Cultural Impacts and Future Collaborations
01:09:07
Speaker
But that can be a difficult step to make, especially when you're in a big commercial context. It's not easy. It's not easy. We're dealing with politics. We're dealing with migration. We're also a really globalized society. So something that might be going on in Syria impacts Europe in a way that we never even thought it impacts the United States. I love that you brought in Wade Davis, one of my favorite quotes of him, because he is Canadian, is that
01:09:37
Speaker
Living in Canada is like living above the apartment with the meth lab in it. And sometimes it feels like that of like we have a political system in the United States that's so divisive and it's
01:09:50
Speaker
Sometimes hard to make progress but Matt I think that we we certainly deserve around two I'd love to make this more of like a regular thing of how do we just check in and see what's going on in Europe and really tracking
01:10:08
Speaker
everything that you're doing with biofilico and green and healthy places, it's so cool to have that cultural exchange and just different lenses on things. So this was a really, this is an amazing treat for me and I'm glad that we were able to come together and create this.
01:10:27
Speaker
Absolutely. It's exactly, I think, what we both set out to do this journey that is creating and building a community around our podcast. But then beyond that, how it can influence and inform our own work outside of recording audio together. It's then how it was
01:10:47
Speaker
Am I going to take what we've spoken about today and push that through into the projects that I'm delivering and perhaps in some small way, vice versa, right? It really is about dissemination of ideas and cross-cultural connections. And that is where it's at. We need more of it. It's reading books or exchanging audio files on podcasts. It's all good. So it's been great.
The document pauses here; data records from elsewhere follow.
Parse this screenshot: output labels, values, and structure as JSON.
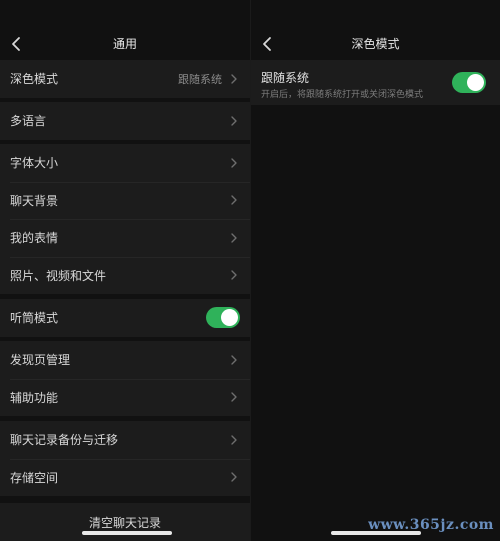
{
  "left": {
    "title": "通用",
    "dark_mode": {
      "label": "深色模式",
      "value": "跟随系统"
    },
    "language": {
      "label": "多语言"
    },
    "group_display": [
      {
        "label": "字体大小"
      },
      {
        "label": "聊天背景"
      },
      {
        "label": "我的表情"
      },
      {
        "label": "照片、视频和文件"
      }
    ],
    "earpiece": {
      "label": "听筒模式",
      "on": true
    },
    "group_features": [
      {
        "label": "发现页管理"
      },
      {
        "label": "辅助功能"
      }
    ],
    "group_storage": [
      {
        "label": "聊天记录备份与迁移"
      },
      {
        "label": "存储空间"
      }
    ],
    "clear_button": "清空聊天记录"
  },
  "right": {
    "title": "深色模式",
    "follow_system": {
      "label": "跟随系统",
      "description": "开启后，将跟随系统打开或关闭深色模式",
      "on": true
    }
  },
  "watermark": "www.365jz.com",
  "colors": {
    "toggle_on": "#2fb25a",
    "background": "#111111",
    "cell": "#1c1c1c"
  }
}
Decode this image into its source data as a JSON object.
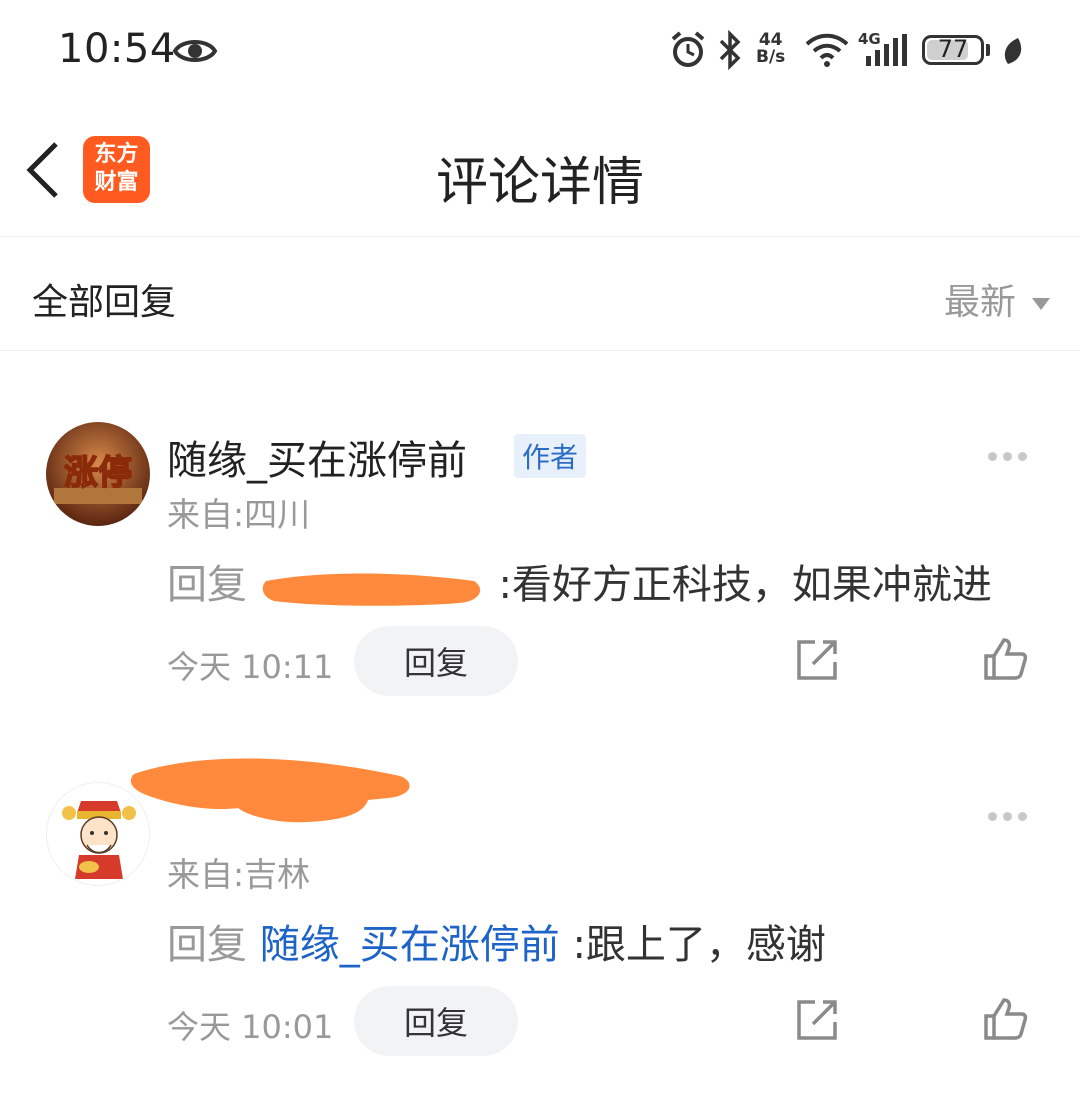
{
  "status_bar": {
    "time": "10:54",
    "net_speed_value": "44",
    "net_speed_unit": "B/s",
    "network_type": "4G",
    "battery": "77"
  },
  "header": {
    "title": "评论详情",
    "app_logo_line1": "东方",
    "app_logo_line2": "财富"
  },
  "filter": {
    "label": "全部回复",
    "sort": "最新"
  },
  "comments": [
    {
      "username": "随缘_买在涨停前",
      "badge": "作者",
      "from": "来自:四川",
      "reply_prefix": "回复",
      "text": ":看好方正科技，如果冲就进",
      "time": "今天 10:11",
      "reply_button": "回复",
      "avatar_text": "涨停"
    },
    {
      "username": "",
      "from": "来自:吉林",
      "reply_prefix": "回复",
      "reply_target": "随缘_买在涨停前",
      "text": ":跟上了，感谢",
      "time": "今天 10:01",
      "reply_button": "回复"
    }
  ],
  "colors": {
    "accent": "#1e64c8",
    "app_logo": "#ff5a1f",
    "redaction": "#ff8a3d"
  }
}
I appreciate the invitation to do it. And absolutely, we'll go from part two sometime.
01:11:17
Speaker
Yeah, amazing. And for everybody that is subscribers to the Regenerative Real Estate Podcast, you've got to check out Green and Healthy Places. You'll find Matt's drinking from the same well and with some great guests that we don't have. So Matt, thank you. Thank you for your time. And I look forward to round two. Pleasure. Thank you.